We have compiled some tips and interesting facts to help you to boost your energy levels throughout the day:

✅ Don’t forget breakfast, even if you’re not hungry. Breakfast is probably the most important meal of the day in terms of energy. It gets your metabolism going and is probably the one meal that you can afford to splurge on. Breakfast primes you for the rest of the day. Researchers have even found that a little breakfast cereal in the morning is linked to lower amounts of the stress hormone cortisol.

If you’re worried about weight, don’t skip breakfast. Have a complete breakfast, a smaller lunch, and perhaps a snack for dinner. Eating in the morning is far preferable to eating at night for people trying to lose weight.

✅ Get more fibre into your diet. Fibre releases energy at a slow, steady rate, unlike simple carbohydrates, for example, giving your body more energy to work with over a longer time.

Avoid processed carbs such as white bread, cookies, and pasta as they cause your blood sugar to spike, then crash, leaving you exhausted. At least 50 percent of your diet should come from carbohydrates, but opt for complex ones like fruits, veggies, and whole grains.

✅ Eat plenty of healthy fats. People are scared of fats, and sometimes justifiably so. But not all fats are created equal. 

Omega-3 fats especially, but also monounsaturated fats, can be healthy and even energy-rich. Omega-3 fatty acids, found in nuts, fish, and certain vegetable oils. It will help you feel mentally alert in addition to giving your diet a healthy makeover.

✅ Don’t forget to EXERCISE. ?Like they say “You need to use energy to make more energy”!!!

Exercise improves health, mood, and your ability to sleep as well as feel energized. If you don’t exercise regularly, try fitting a little bit of exercise into your daily routine. Even just walking for 30 minutes a day can be a huge boost to your health and energy levels.

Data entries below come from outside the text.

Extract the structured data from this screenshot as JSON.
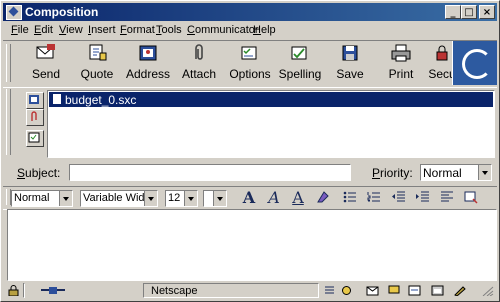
{
  "window": {
    "title": "Composition"
  },
  "title_controls": {
    "minimize": "_",
    "maximize": "□",
    "close": "×"
  },
  "menu": {
    "items": [
      {
        "label": "File",
        "mnemonic": "F",
        "rest": "ile"
      },
      {
        "label": "Edit",
        "mnemonic": "E",
        "rest": "dit"
      },
      {
        "label": "View",
        "mnemonic": "V",
        "rest": "iew"
      },
      {
        "label": "Insert",
        "mnemonic": "I",
        "rest": "nsert"
      },
      {
        "label": "Format",
        "mnemonic": "F",
        "rest": "ormat"
      },
      {
        "label": "Tools",
        "mnemonic": "T",
        "rest": "ools"
      },
      {
        "label": "Communicator",
        "mnemonic": "C",
        "rest": "ommunicator"
      },
      {
        "label": "Help",
        "mnemonic": "H",
        "rest": "elp"
      }
    ]
  },
  "toolbar": {
    "items": [
      {
        "label": "Send",
        "icon": "send-icon"
      },
      {
        "label": "Quote",
        "icon": "quote-icon"
      },
      {
        "label": "Address",
        "icon": "address-icon"
      },
      {
        "label": "Attach",
        "icon": "attach-icon"
      },
      {
        "label": "Options",
        "icon": "options-icon"
      },
      {
        "label": "Spelling",
        "icon": "spelling-icon"
      },
      {
        "label": "Save",
        "icon": "save-icon"
      },
      {
        "label": "Print",
        "icon": "print-icon"
      },
      {
        "label": "Secu",
        "icon": "security-icon"
      }
    ]
  },
  "attachments": {
    "items": [
      "budget_0.sxc"
    ]
  },
  "subject": {
    "label_mn": "S",
    "label_rest": "ubject:",
    "value": ""
  },
  "priority": {
    "label_mn": "P",
    "label_rest": "riority:",
    "value": "Normal"
  },
  "format": {
    "paragraph": "Normal",
    "font": "Variable Width",
    "size": "12",
    "color": "",
    "buttons": [
      "A",
      "A",
      "A"
    ]
  },
  "status": {
    "text": "Netscape"
  },
  "colors": {
    "title_start": "#0a246a",
    "title_end": "#3a6ea5",
    "face": "#d4d0c8",
    "selection": "#0a246a"
  }
}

✅ STAY HYDRATED with water during the day. Doctors and scientists alike believe that drinking water is a key component to being healthier and feeling more energized during the day.

✅ Increase daily intake of magnesium. Eating fish or bran cereal increases your magnesium intake which in turn, increases your energy levels.

✅ Enough rest time!!

SLEEP ? 7-8 hours when you can, can have a big effect on not only rejuvenating and repairing your body but dramatically boosting your energy levels and endurance for the day ahead.